Association of Applicators (APLICA) president Oliverio Espaillat Bencosme, has criticized the new laws from the National Drug Control Directorate (DNCD), which have slowed the delivery of crucial supplies needed for harvests of bananas, rice, maize and cassava, the story reported.
APLICA has called on the DNCD to rescind the law so the situation could return to normal, while Espaillat Bencosme told a press conference that Minister for Agriculture Salvador Jiménez had still not responded to requests for intervention.

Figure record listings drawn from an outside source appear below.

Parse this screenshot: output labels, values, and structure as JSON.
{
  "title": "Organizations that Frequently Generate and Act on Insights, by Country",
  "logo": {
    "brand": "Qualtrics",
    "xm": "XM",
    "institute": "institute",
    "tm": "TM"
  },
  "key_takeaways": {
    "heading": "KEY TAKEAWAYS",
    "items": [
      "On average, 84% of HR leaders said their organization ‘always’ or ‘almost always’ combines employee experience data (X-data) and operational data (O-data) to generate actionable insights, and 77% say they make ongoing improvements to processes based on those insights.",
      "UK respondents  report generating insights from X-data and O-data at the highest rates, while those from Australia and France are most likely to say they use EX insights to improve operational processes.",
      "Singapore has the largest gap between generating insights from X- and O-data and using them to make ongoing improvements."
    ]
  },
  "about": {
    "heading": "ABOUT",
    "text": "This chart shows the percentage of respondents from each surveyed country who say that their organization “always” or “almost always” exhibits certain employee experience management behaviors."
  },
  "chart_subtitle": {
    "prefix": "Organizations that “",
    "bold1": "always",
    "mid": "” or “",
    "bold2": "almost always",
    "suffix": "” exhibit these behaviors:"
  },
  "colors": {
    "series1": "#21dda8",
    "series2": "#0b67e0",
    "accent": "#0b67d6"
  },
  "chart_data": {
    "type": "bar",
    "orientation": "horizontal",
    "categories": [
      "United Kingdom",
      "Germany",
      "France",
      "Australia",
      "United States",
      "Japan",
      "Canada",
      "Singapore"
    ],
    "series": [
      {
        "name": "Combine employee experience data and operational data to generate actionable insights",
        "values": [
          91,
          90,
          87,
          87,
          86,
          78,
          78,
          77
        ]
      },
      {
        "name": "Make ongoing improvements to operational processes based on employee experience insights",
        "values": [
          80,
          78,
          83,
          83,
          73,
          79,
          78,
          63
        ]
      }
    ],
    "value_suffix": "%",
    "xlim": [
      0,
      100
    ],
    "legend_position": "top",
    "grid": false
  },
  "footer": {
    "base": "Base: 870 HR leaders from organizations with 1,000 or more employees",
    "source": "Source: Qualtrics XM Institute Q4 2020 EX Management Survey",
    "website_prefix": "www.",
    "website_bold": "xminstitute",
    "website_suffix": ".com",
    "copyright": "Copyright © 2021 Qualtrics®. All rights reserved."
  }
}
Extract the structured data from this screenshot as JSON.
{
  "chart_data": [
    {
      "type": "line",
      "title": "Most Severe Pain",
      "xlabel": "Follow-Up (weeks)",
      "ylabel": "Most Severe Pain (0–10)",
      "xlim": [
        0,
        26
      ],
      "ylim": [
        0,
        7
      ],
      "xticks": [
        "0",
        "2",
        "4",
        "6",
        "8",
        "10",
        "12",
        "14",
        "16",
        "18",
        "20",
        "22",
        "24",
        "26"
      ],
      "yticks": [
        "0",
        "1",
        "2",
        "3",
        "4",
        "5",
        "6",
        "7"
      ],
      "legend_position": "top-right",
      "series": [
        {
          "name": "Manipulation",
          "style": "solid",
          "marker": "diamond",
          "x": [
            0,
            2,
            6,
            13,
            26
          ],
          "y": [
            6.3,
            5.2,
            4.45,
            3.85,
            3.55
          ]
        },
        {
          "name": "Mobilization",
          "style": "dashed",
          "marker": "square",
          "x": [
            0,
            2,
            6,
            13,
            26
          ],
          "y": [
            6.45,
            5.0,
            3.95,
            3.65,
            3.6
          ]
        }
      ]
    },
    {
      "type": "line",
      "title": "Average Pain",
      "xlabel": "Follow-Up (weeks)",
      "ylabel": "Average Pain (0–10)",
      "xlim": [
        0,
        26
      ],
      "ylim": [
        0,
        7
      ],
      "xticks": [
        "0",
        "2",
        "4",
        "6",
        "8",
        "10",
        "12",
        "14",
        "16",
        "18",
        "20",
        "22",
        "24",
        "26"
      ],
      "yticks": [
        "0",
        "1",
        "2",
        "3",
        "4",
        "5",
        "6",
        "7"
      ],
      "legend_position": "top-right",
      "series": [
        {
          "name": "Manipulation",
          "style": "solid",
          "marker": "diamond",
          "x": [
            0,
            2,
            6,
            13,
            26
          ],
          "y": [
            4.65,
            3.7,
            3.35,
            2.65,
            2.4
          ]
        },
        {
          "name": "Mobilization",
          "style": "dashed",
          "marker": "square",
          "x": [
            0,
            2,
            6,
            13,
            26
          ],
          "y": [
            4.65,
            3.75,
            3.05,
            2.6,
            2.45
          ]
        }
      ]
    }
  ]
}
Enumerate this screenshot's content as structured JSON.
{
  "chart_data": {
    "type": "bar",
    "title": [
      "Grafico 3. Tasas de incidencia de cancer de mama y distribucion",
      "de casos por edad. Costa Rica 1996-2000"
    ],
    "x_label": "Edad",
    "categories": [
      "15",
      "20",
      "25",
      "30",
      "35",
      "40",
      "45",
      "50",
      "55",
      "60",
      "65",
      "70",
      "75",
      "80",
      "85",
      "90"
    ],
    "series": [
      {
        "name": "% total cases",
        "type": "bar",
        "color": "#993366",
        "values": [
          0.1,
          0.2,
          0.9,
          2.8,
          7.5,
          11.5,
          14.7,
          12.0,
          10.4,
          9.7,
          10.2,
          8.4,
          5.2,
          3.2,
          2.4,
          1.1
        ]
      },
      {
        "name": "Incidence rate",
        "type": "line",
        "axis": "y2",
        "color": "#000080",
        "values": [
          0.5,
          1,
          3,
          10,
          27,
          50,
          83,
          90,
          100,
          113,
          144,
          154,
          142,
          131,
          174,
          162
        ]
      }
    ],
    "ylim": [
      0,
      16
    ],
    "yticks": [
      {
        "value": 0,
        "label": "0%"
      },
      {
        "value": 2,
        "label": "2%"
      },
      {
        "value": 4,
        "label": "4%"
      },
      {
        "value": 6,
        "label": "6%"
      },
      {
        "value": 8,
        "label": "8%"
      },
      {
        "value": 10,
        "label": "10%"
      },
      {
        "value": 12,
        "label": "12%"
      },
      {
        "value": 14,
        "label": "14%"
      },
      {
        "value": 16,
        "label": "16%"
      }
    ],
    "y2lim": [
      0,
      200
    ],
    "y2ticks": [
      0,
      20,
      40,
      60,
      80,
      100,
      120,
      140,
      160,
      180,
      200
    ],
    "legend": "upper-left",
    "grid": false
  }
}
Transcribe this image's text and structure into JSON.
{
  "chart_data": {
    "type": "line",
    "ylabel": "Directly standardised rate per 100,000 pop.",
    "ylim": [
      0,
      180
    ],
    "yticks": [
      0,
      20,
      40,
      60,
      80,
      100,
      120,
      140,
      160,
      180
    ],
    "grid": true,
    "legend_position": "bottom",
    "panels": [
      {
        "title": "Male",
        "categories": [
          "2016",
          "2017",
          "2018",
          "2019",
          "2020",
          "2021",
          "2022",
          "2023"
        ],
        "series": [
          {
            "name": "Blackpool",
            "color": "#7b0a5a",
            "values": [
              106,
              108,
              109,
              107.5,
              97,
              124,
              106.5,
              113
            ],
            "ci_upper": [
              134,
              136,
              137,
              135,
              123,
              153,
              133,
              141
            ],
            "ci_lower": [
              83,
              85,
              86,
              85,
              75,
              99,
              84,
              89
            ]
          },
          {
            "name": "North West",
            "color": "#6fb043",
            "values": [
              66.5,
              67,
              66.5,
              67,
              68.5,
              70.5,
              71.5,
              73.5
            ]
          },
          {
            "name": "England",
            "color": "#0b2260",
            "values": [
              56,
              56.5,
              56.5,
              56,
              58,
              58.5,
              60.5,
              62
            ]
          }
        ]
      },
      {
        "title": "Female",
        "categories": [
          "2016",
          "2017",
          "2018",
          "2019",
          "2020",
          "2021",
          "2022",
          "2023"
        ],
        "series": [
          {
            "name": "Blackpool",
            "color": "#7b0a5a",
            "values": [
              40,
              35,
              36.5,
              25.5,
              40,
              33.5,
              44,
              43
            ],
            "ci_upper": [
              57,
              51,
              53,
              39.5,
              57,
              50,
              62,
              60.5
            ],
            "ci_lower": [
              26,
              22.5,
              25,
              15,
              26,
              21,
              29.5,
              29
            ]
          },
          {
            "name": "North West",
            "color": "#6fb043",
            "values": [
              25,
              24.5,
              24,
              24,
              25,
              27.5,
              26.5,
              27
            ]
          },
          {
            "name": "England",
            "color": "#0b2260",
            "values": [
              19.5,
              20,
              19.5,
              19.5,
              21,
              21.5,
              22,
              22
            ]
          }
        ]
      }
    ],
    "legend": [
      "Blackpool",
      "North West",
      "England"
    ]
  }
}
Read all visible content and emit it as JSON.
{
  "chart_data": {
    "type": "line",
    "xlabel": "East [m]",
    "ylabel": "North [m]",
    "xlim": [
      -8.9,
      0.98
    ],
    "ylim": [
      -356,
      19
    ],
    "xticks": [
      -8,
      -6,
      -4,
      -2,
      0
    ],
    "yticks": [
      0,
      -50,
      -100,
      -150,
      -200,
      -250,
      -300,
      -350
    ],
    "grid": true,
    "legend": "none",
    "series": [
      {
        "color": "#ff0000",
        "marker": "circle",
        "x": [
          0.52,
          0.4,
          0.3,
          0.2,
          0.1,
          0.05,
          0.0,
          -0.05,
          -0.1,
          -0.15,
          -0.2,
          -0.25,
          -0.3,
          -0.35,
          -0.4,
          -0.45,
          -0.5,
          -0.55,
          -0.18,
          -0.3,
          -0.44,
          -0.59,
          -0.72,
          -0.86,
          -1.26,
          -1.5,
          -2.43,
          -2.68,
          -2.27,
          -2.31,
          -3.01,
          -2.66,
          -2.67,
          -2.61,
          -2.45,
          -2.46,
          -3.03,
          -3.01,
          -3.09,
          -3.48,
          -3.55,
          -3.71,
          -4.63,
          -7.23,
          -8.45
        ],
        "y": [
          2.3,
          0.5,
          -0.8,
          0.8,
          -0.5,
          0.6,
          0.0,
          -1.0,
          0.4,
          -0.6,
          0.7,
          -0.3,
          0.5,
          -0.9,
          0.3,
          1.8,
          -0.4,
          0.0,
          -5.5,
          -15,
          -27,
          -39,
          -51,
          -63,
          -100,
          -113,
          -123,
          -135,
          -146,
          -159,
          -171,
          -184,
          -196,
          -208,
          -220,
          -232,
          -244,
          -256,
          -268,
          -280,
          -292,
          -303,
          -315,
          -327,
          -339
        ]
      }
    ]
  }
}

He said the DNCD could not allow the country's people to be put in danger by food insecurity, having worked so hard to earn a dignified living and support their families, the story reported.
"In more than 40 years that we've had aerial fumigators there have been no precedents of our pilots being involved in narcotrafficking, because if they did so we would be the first to expel them in a dishonorable way," he was quoted as saying.
"We are eight companies with 20 aircraft that are dedicated to this difficult work to combat pests and disease for Dominican producers, in a way that ensures food for our people."